Judgment Reversed and Remanded.

JUDGMENT ENTRY

It is ordered that the JUDGMENT BE REVERSED AND REMANDED and that the Appellant recover of Appellee costs herein taxed.

The Court finds there were reasonable grounds for this appeal.

It is ordered that a special mandate issue out of this Court directing the Adams County Court to carry this judgment into execution.

IF A STAY OF EXECUTION OF SENTENCE AND RELEASE UPON BAIL HAS BEEN PREVIOUSLY GRANTED BY THE TRIAL COURT OR THIS COURT, it is temporarily continued for a period not to exceed sixty days upon the bail previously posted. The purpose of a continued stay is to allow Appellant to file with the Ohio Supreme Court an application for a stay during the pendency of proceedings in that court. If a stay is continued by this entry, it will terminate at the earlier of the expiration of the sixty day period, or the failure of the Appellant to file a notice of appeal with the Ohio Supreme Court in the forty-five day appeal period pursuant to Rule II, Sec. 2 of the Rules of Practice of the Ohio Supreme Court. Additionally, if the Ohio Supreme Court dismisses the appeal prior to expiration of sixty days, the stay will terminate as of the date of such dismissal.

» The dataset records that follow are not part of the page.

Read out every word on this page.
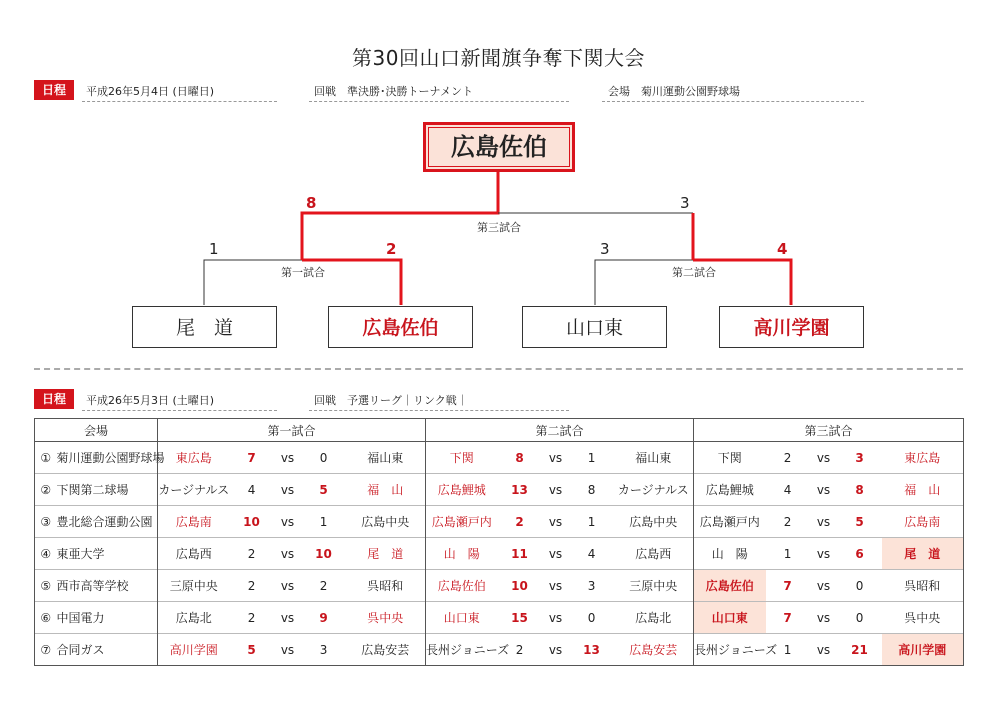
第30回山口新聞旗争奪下関大会
日程	平成26年5月4日 (日曜日)	回戦　準決勝･決勝トーナメント	会場　菊川運動公園野球場
広島佐伯
8	3
第三試合
1	2
第一試合
3	4
第二試合
尾　道	広島佐伯	山口東	高川学園
日程	平成26年5月3日 (土曜日)	回戦　予選リーグ｜リンク戦｜
会場		第一試合					第二試合					第三試合				
①	菊川運動公園野球場	東広島	7	vs	0	福山東	下関	8	vs	1	福山東	下関	2	vs	3	東広島
②	下関第二球場	カージナルス	4	vs	5	福　山	広島鯉城	13	vs	8	カージナルス	広島鯉城	4	vs	8	福　山
③	豊北総合運動公園	広島南	10	vs	1	広島中央	広島瀬戸内	2	vs	1	広島中央	広島瀬戸内	2	vs	5	広島南
④	東亜大学	広島西	2	vs	10	尾　道	山　陽	11	vs	4	広島西	山　陽	1	vs	6	尾　道
⑤	西市高等学校	三原中央	2	vs	2	呉昭和	広島佐伯	10	vs	3	三原中央	広島佐伯	7	vs	0	呉昭和
⑥	中国電力	広島北	2	vs	9	呉中央	山口東	15	vs	0	広島北	山口東	7	vs	0	呉中央
⑦	合同ガス	高川学園	5	vs	3	広島安芸	長州ジョニーズ	2	vs	13	広島安芸	長州ジョニーズ	1	vs	21	高川学園
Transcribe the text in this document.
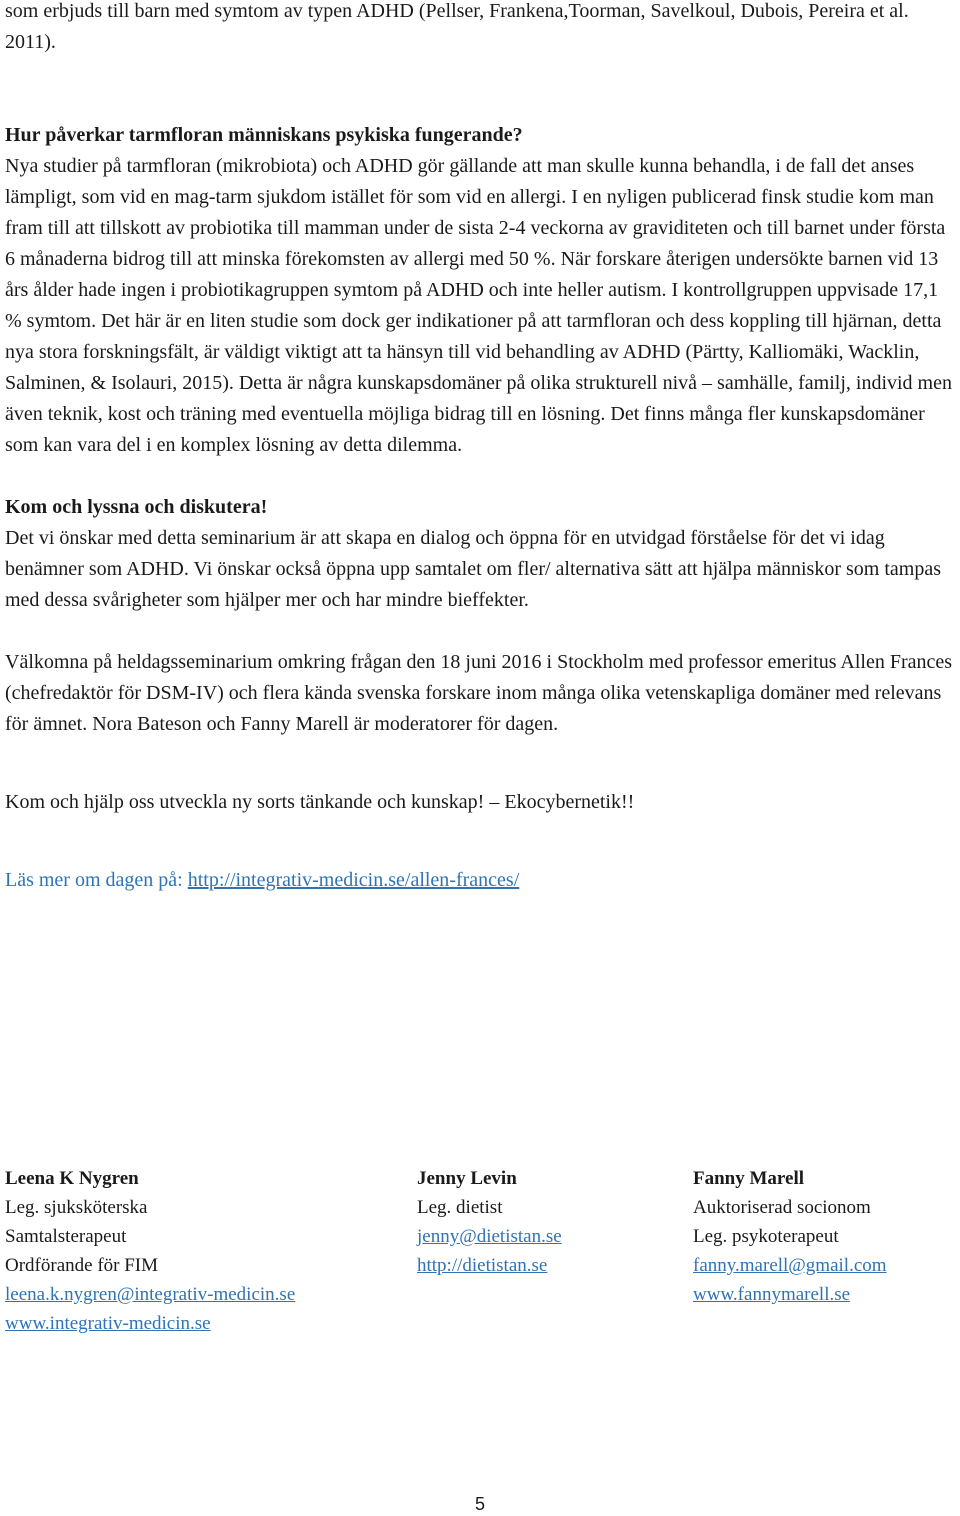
som erbjuds till barn med symtom av typen ADHD (Pellser, Frankena,Toorman, Savelkoul, Dubois, Pereira et al. 2011).

Hur påverkar tarmfloran människans psykiska fungerande?

Nya studier på tarmfloran (mikrobiota) och ADHD gör gällande att man skulle kunna behandla, i de fall det anses lämpligt, som vid en mag-tarm sjukdom istället för som vid en allergi. I en nyligen publicerad finsk studie kom man fram till att tillskott av probiotika till mamman under de sista 2-4 veckorna av graviditeten och till barnet under första 6 månaderna bidrog till att minska förekomsten av allergi med 50 %. När forskare återigen undersökte barnen vid 13 års ålder hade ingen i probiotikagruppen symtom på ADHD och inte heller autism. I kontrollgruppen uppvisade 17,1 % symtom. Det här är en liten studie som dock ger indikationer på att tarmfloran och dess koppling till hjärnan, detta nya stora forskningsfält, är väldigt viktigt att ta hänsyn till vid behandling av ADHD (Pärtty, Kalliomäki, Wacklin, Salminen, & Isolauri, 2015). Detta är några kunskapsdomäner på olika strukturell nivå – samhälle, familj, individ men även teknik, kost och träning med eventuella möjliga bidrag till en lösning. Det finns många fler kunskapsdomäner som kan vara del i en komplex lösning av detta dilemma.

Kom och lyssna och diskutera!

Det vi önskar med detta seminarium är att skapa en dialog och öppna för en utvidgad förståelse för det vi idag benämner som ADHD. Vi önskar också öppna upp samtalet om fler/ alternativa sätt att hjälpa människor som tampas med dessa svårigheter som hjälper mer och har mindre bieffekter.

Välkomna på heldagsseminarium omkring frågan den 18 juni 2016 i Stockholm med professor emeritus Allen Frances (chefredaktör för DSM-IV) och flera kända svenska forskare inom många olika vetenskapliga domäner med relevans för ämnet. Nora Bateson och Fanny Marell är moderatorer för dagen.

Kom och hjälp oss utveckla ny sorts tänkande och kunskap! – Ekocybernetik!!

Läs mer om dagen på: http://integrativ-medicin.se/allen-frances/

Leena K Nygren
Leg. sjuksköterska
Samtalsterapeut
Ordförande för FIM
leena.k.nygren@integrativ-medicin.se
www.integrativ-medicin.se
Jenny Levin
Leg. dietist
jenny@dietistan.se
http://dietistan.se
Fanny Marell
Auktoriserad socionom
Leg. psykoterapeut
fanny.marell@gmail.com
www.fannymarell.se
5
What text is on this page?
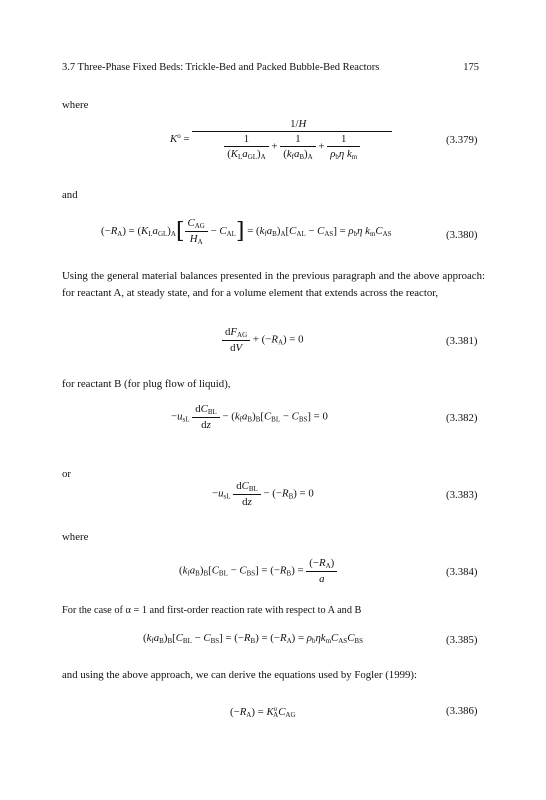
3.7 Three-Phase Fixed Beds: Trickle-Bed and Packed Bubble-Bed Reactors	175
where
$K^o = \frac{1/H}{\frac{1}{(K_La_{GL})_A} + \frac{1}{(k_fa_B)_A} + \frac{1}{\rho_b\eta k_m}}$	(3.379)
and
$(-R_A) = (K_La_{GL})_A[ \frac{C_{AG}}{H_A} - C_{AL}] = (k_fa_B)_A[C_{AL} - C_{AS}] = \rho_b\eta$ $k_mC_{AS}$	(3.380)
Using the general material balances presented in the previous paragraph and the above approach: for reactant A, at steady state, and for a volume element that extends across the reactor,
$\frac{dF_{AG}}{dV} + (-R_A) = 0$	(3.381)
for reactant B (for plug flow of liquid),
$-u_{sL} \frac{dC_{BL}}{dz} - (k_fa_B)_B[C_{BL} - C_{BS}] = 0$	(3.382)
or
$-u_{sL} \frac{dC_{BL}}{dz} - (-R_B) = 0$	(3.383)
where
$(k_fa_B)_B[C_{BL} - C_{BS}] = (-R_B) = \frac{(-R_A)}{a}$	(3.384)
For the case of α = 1 and first-order reaction rate with respect to A and B
$(k_fa_B)_B[C_{BL} - C_{BS}] = (-R_B) = (-R_A) = \rho_b\eta k_mC_{AS}C_{BS}$	(3.385)
and using the above approach, we can derive the equations used by Fogler (1999):
$(-R_A) = K^o_AC_{AG}$	(3.386)
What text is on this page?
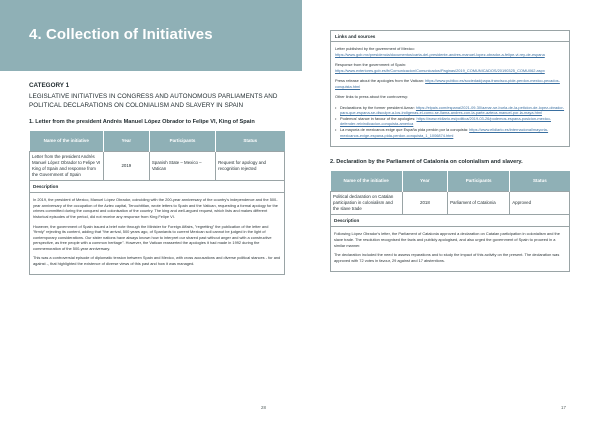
4. Collection of Initiatives
CATEGORY 1
LEGISLATIVE INITIATIVES IN CONGRESS AND AUTONOMOUS PARLIAMENTS AND POLITICAL DECLARATIONS ON COLONIALISM AND SLAVERY IN SPAIN
1. Letter from the president Andrés Manuel López Obrador to Felipe VI, King of Spain
Name of the initiative	Year	Participants	Status
Letter from the president Andrés Manuel López Obrador to Felipe VI King of Spain and response from the Government of Spain	2019	Spanish State – Mexico – Vatican	Request for apology and recognition rejected
Description

In 2019, the president of Mexico, Manuel López Obrador, coinciding with the 200-year anniversary of the country's independence and the 500-year anniversary of the occupation of the Aztec capital, Tenochtitlan, wrote letters to Spain and the Vatican, requesting a formal apology for the crimes committed during the conquest and colonisation of the country. The king and well-argued request, which lists and makes different historical episodes of the period, did not receive any response from King Felipe VI.

However, the government of Spain issued a brief note through the Minister for Foreign Affairs, "regretting" the publication of the letter and "firmly" rejecting its content, adding that "the arrival, 500 years ago, of Spaniards to current Mexican soil cannot be judged in the light of contemporary considerations. Our sister nations have always known how to interpret our shared past without anger and with a constructive perspective, as free people with a common heritage". However, the Vatican reasserted the apologies it had made in 1992 during the commemoration of the 500-year anniversary.

This was a controversial episode of diplomatic tension between Spain and Mexico, with cross accusations and diverse political stances - for and against -, that highlighted the existence of diverse views of this past and how it was managed.

28
Links and sources

Letter published by the government of Mexico:
https://www.gob.mx/presidencia/documentos/carta-del-presidente-andres-manuel-lopez-obrador-a-felipe-vi-rey-de-espana

Response from the government of Spain:
https://www.exteriores.gob.es/fr/Comunicacion/Comunicados/Paginas/2019_COMUNICADOS/20190325_COMU062.aspx

Press release about the apologies from the Vatican: https://www.publico.es/sociedad/papa-francisco-pide-perdon-mexico-pecados-conquista.html

Other links to press about the controversy:

• Declarations by the former president Aznar: https://elpais.com/espana/2021-09-30/aznar-se-burla-de-la-peticion-de-lopez-obrador-para-que-espana-se-disculpe-a-los-indigenas-el-como-se-llama-andres-con-la-parte-azteca-manuel-por-la-maya.html
• Podemos' stance in favour of the apologies: https://www.eldiario.es/politica/2019-03-26/podemos-espana-posicion-mexico-defender-reivindicacion-conquista-america
• La mayoría de mexicanos exige que España pida perdón por la conquista: https://www.elidiario.es/internacional/mayoria-mexicanos-exige-espana-pida-perdon-conquista_1_1006874.html
2. Declaration by the Parliament of Catalonia on colonialism and slavery.
Name of the initiative	Year	Participants	Status
Political declaration on Catalan participation in colonialism and the slave trade	2018	Parliament of Catalonia	Approved
Description

Following López Obrador's letter, the Parliament of Catalonia approved a declaration on Catalan participation in colonialism and the slave trade. The resolution recognised the facts and publicly apologised, and also urged the government of Spain to proceed in a similar manner.

The declaration included the need to assess reparations and to study the impact of this activity on the present. The declaration was approved with 72 votes in favour, 29 against and 17 abstentions.

17
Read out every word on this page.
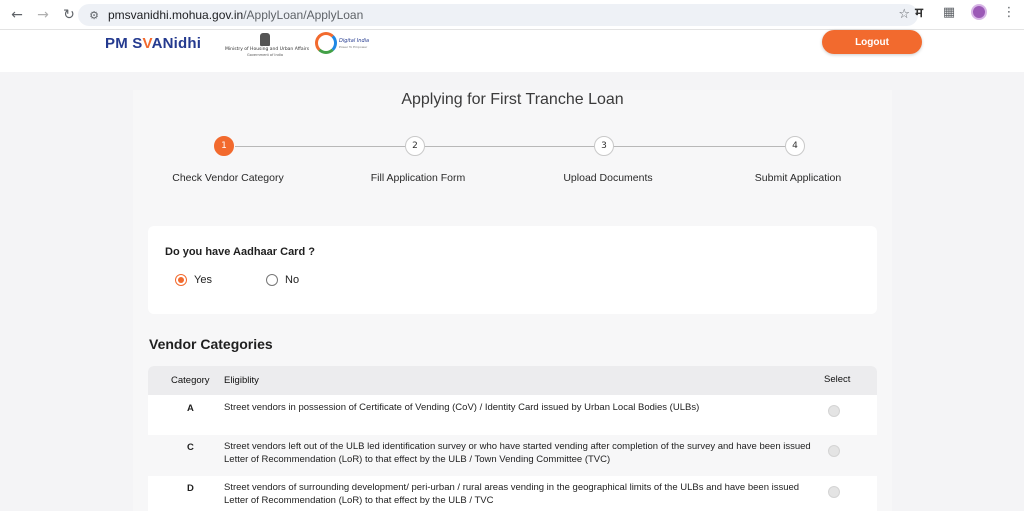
←	→	↻	⚙ pmsvanidhi.mohua.gov.in/ApplyLoan/ApplyLoan	☆ म	▦	⋮
PM SVANidhi	Ministry of Housing and Urban Affairs
Government of India
Digital India
Power To Empower	Logout
Applying for First Tranche Loan
1	2	3	4
Check Vendor Category	Fill Application Form	Upload Documents	Submit Application
Do you have Aadhaar Card ?
Yes	No
Vendor Categories
Category Eligiblity	Select
A	Street vendors in possession of Certificate of Vending (CoV) / Identity Card issued by Urban Local Bodies (ULBs)
C	Street vendors left out of the ULB led identification survey or who have started vending after completion of the survey and have been issued Letter of Recommendation (LoR) to that effect by the ULB / Town Vending Committee (TVC)
D	Street vendors of surrounding development/ peri-urban / rural areas vending in the geographical limits of the ULBs and have been issued Letter of Recommendation (LoR) to that effect by the ULB / TVC
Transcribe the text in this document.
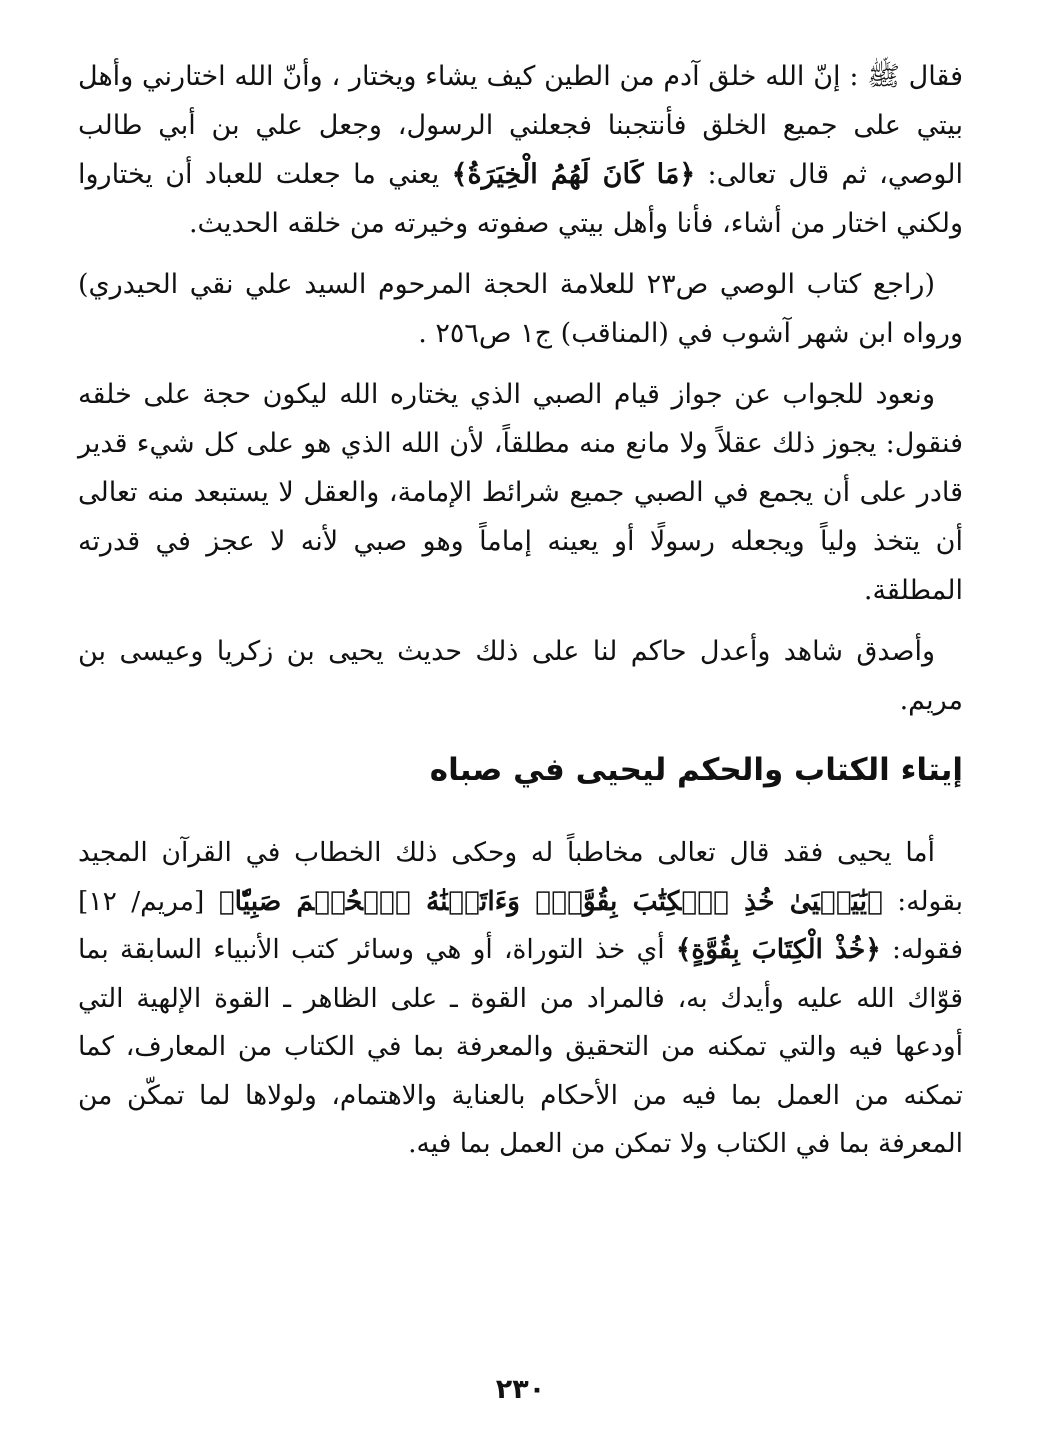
فقال ﷺ : إنّ الله خلق آدم من الطين كيف يشاء ويختار ، وأنّ الله اختارني وأهل بيتي على جميع الخلق فأنتجبنا فجعلني الرسول، وجعل علي بن أبي طالب الوصي، ثم قال تعالى: ﴿مَا كَانَ لَهُمُ الْخِيَرَةُ﴾ يعني ما جعلت للعباد أن يختاروا ولكني اختار من أشاء، فأنا وأهل بيتي صفوته وخيرته من خلقه الحديث.

(راجع كتاب الوصي ص٢٣ للعلامة الحجة المرحوم السيد علي نقي الحيدري) ورواه ابن شهر آشوب في (المناقب) ج١ ص٢٥٦ .

ونعود للجواب عن جواز قيام الصبي الذي يختاره الله ليكون حجة على خلقه فنقول: يجوز ذلك عقلاً ولا مانع منه مطلقاً، لأن الله الذي هو على كل شيء قدير قادر على أن يجمع في الصبي جميع شرائط الإمامة، والعقل لا يستبعد منه تعالى أن يتخذ ولياً ويجعله رسولًا أو يعينه إماماً وهو صبي لأنه لا عجز في قدرته المطلقة.

وأصدق شاهد وأعدل حاكم لنا على ذلك حديث يحيى بن زكريا وعيسى بن مريم.

إيتاء الكتاب والحكم ليحيى في صباه

أما يحيى فقد قال تعالى مخاطباً له وحكى ذلك الخطاب في القرآن المجيد بقوله: ﴿يَٰيَحۡيَىٰ خُذِ ٱلۡكِتَٰبَ بِقُوَّةٖۖ وَءَاتَيۡنَٰهُ ٱلۡحُكۡمَ صَبِيّٗا﴾ [مريم/ ١٢] فقوله: ﴿خُذْ الْكِتَابَ بِقُوَّةٍ﴾ أي خذ التوراة، أو هي وسائر كتب الأنبياء السابقة بما قوّاك الله عليه وأيدك به، فالمراد من القوة ـ على الظاهر ـ القوة الإلهية التي أودعها فيه والتي تمكنه من التحقيق والمعرفة بما في الكتاب من المعارف، كما تمكنه من العمل بما فيه من الأحكام بالعناية والاهتمام، ولولاها لما تمكّن من المعرفة بما في الكتاب ولا تمكن من العمل بما فيه.

٢٣٠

A certified copy of this entry shall constitute the mandate pursuant to Rule 27 of the Rules of Appellate Procedure.

Exceptions.

Abele, P.J. Kline, J.: Concur in Judgment Only.


Summaries of

State v. Clinger

Court of Appeals of Ohio, Fourth District, Adams County
May 2, 2005
2005 Ohio 2277 (Ohio Ct. App. 2005)
Case details for

State v. Clinger

Case Details

Full title:State of Ohio, Plaintiff-Appellant, v. Larry Clinger, Defendant-Appellee

Court:Court of Appeals of Ohio, Fourth District, Adams County

Date published: May 2, 2005

Citations

2005 Ohio 2277 (Ohio Ct. App. 2005)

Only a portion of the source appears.